Witnesses were unanimous in their support for S. 1880: “If we are to see any improvement at NIH in the area of health status disparities, the director of ORMH must participate in helping set the agency’s overall minority health research agenda….These changes will provide the new National Center with the authority and the resources it needs to make real progress toward eliminating our nation’s disturbing health status gap,” stated Dr. Louis W. Sullivan of the Morehouse School of Medicine.

Dr. Ruth Kirschstein of NIH discussed efforts to improve health disparities, saying, “The elimination of health disparities will require a cross-cutting effort, involving not only various components of the Federal Government, but the private sector as well.” Expressing support for the creation of a National Center for Research on Minority Health and Health Disparities, Dr. Kirschstein said, “While we envision authority for the Center to award grants to fill-in research gaps and build capacity at research institutions, its major role would be to coordinate the efforts of all Institutes and Centers at the NIH.”

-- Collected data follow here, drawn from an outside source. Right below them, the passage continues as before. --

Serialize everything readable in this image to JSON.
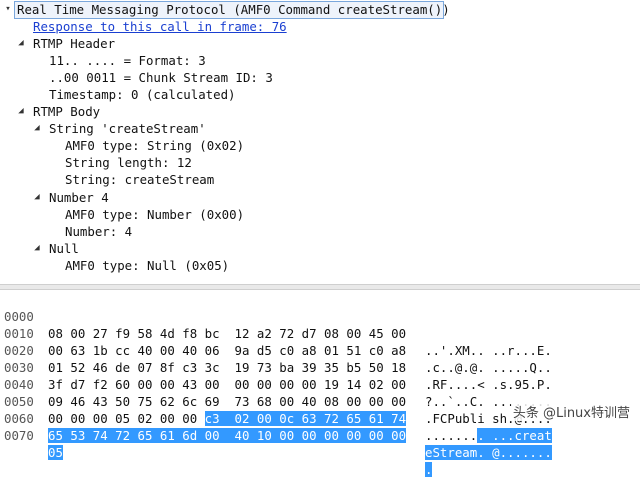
{
  "tree": {
    "root": "Real Time Messaging Protocol (AMF0 Command createStream())",
    "response_link": "Response to this call in frame: 76",
    "rtmp_header": "RTMP Header",
    "format": "11.. .... = Format: 3",
    "chunk_stream": "..00 0011 = Chunk Stream ID: 3",
    "timestamp": "Timestamp: 0 (calculated)",
    "rtmp_body": "RTMP Body",
    "string_node": "String 'createStream'",
    "amf_type_string": "AMF0 type: String (0x02)",
    "string_length": "String length: 12",
    "string_value": "String: createStream",
    "number_node": "Number 4",
    "amf_type_number": "AMF0 type: Number (0x00)",
    "number_value": "Number: 4",
    "null_node": "Null",
    "amf_type_null": "AMF0 type: Null (0x05)"
  },
  "bytes": {
    "rows": [
      {
        "offset": "0000",
        "hex": "08 00 27 f9 58 4d f8 bc  12 a2 72 d7 08 00 45 00",
        "hex_hl": "",
        "ascii": "..'.XM.. ..r...E.",
        "ascii_hl": ""
      },
      {
        "offset": "0010",
        "hex": "00 63 1b cc 40 00 40 06  9a d5 c0 a8 01 51 c0 a8",
        "hex_hl": "",
        "ascii": ".c..@.@. .....Q..",
        "ascii_hl": ""
      },
      {
        "offset": "0020",
        "hex": "01 52 46 de 07 8f c3 3c  19 73 ba 39 35 b5 50 18",
        "hex_hl": "",
        "ascii": ".RF....< .s.95.P.",
        "ascii_hl": ""
      },
      {
        "offset": "0030",
        "hex": "3f d7 f2 60 00 00 43 00  00 00 00 00 19 14 02 00",
        "hex_hl": "",
        "ascii": "?..`..C. ........",
        "ascii_hl": ""
      },
      {
        "offset": "0040",
        "hex": "09 46 43 50 75 62 6c 69  73 68 00 40 08 00 00 00",
        "hex_hl": "",
        "ascii": ".FCPubli sh.@....",
        "ascii_hl": ""
      },
      {
        "offset": "0050",
        "hex": "00 00 00 05 02 00 00 ",
        "hex_hl": "c3  02 00 0c 63 72 65 61 74",
        "ascii": ".......",
        "ascii_hl": ". ...creat"
      },
      {
        "offset": "0060",
        "hex": "",
        "hex_hl": "65 53 74 72 65 61 6d 00  40 10 00 00 00 00 00 00",
        "ascii": "",
        "ascii_hl": "eStream. @......."
      },
      {
        "offset": "0070",
        "hex": "",
        "hex_hl": "05",
        "ascii": "",
        "ascii_hl": "."
      }
    ]
  },
  "watermark": "头条 @Linux特训营",
  "colors": {
    "selection_bg": "#3399ff",
    "link": "#1a3fd1"
  }
}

Addressing NIH’s efforts to include women in research, Dr. Kirschstein criticized a recent General Accounting Office (GAO) report, which found that while women were being included in NIH clinical trials, researchers were failing to analyze the data to reflect gender differences. “Unfortunately, GAO reviewed unpublished reports based on research that occurred before the new requirements were enacted…Meanwhile, data from 1998, the most recent available, show that nearly 67 percent of all participants in NIH-supported research were women,” she stated, adding: “We are confident that women are being included in clinical trials in large and increasing numbers. We are currently enhancing a new NIH-wide system for tracking clinical trial data to ensure that women are accurately counted.”

Detailing the GAO report, Phyllis Greenberger of the Society for Women’s Health Research concurred with several of the GAO’s recommendations. “Indeed, it took the GAO audit to determine that nearly 1/3 of the studies examined enrolled less than 50% women,” she said, adding: “Among the six institutes the GAO examined in its 2000 report, the percentage of NIH studies tracked ranged from 13% at the National Institute of Allergy and Infectious Disease to 60% at the National Institute for Child Health and Human Development.” She recommended that each institute be given the same requirements for tracking enrollment data.

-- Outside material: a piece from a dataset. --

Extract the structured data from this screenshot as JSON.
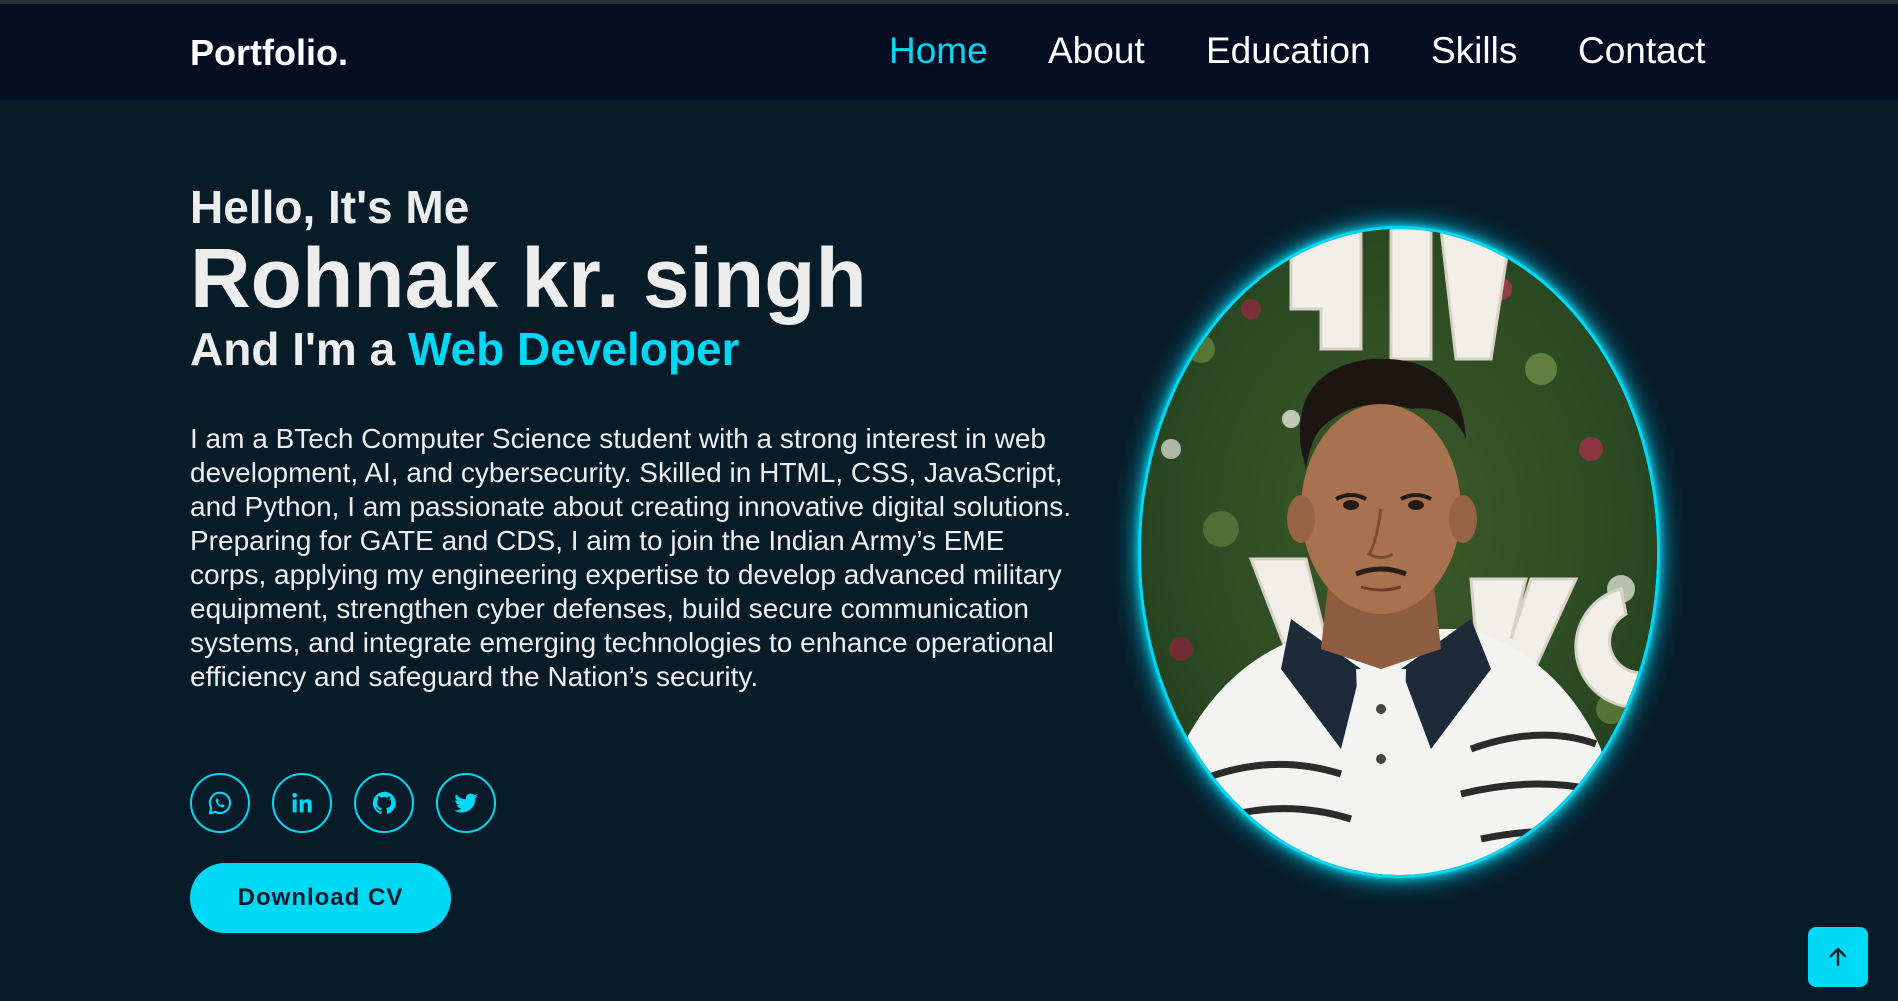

Additionally, according to Ms. Greenberger, “The Society recommends that individual studies be tracked not only for the number and proportion of male and female subjects, but also for whether sex analysis is completed at the time funding ends. This method of tracking would be far more useful to understanding whether the inclusion policy is being carried out….The inclusion of women in clinical research is not the final goal—it is a means to the performance of analysis by sex. Without such analysis, our knowledge of biology remains incomplete.”

House Action

Also on July 26, the House Commerce Committee approved, by voice vote, the House companion bill (H.R. 3250), sponsored by Rep. Bennie Thompson (D-MI). The committee approved three amendments by voice vote.

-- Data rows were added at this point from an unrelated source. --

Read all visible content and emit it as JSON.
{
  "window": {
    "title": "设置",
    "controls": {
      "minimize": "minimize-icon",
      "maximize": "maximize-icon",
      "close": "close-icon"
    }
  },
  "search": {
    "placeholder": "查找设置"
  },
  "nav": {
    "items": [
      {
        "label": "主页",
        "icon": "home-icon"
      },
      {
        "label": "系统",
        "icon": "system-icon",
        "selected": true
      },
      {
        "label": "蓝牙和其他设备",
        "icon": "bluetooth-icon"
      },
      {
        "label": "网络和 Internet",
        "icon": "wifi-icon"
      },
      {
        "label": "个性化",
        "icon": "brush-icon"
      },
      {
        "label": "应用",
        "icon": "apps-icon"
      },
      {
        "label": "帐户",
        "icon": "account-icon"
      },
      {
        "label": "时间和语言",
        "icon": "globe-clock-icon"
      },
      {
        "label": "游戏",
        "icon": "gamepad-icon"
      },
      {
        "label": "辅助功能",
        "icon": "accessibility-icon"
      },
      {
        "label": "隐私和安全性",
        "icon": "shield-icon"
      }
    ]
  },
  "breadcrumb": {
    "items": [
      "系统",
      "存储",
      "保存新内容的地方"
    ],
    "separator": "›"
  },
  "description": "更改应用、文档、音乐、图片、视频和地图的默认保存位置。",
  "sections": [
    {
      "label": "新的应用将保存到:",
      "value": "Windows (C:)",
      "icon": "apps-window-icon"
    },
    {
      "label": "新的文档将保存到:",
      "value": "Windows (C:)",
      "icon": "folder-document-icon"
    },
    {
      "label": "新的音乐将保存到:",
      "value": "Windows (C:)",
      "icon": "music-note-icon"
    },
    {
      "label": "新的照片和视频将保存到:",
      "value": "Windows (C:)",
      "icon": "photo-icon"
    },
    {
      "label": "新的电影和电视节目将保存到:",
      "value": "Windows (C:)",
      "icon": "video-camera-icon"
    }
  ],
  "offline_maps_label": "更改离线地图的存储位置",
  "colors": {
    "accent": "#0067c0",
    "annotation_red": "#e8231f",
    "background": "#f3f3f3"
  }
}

Rep. Brian Bilbray (R-CA) offered a substitute amendment that would change all bill references from “minority populations” to “health disparity populations, including minority populations.” The other amendment, offered by Rep. Diana DeGette (D-CO), would expand the data collection systems to include age and gender. The bill would have collected data only on race and ethnicity. The third amendment, offered by Rep. Eliot Engel (D-NY), would add environmental factors to the list of research items.

During the Senate hearing, Sen. Frist expressed his support for moving the Senate bill after the August recess.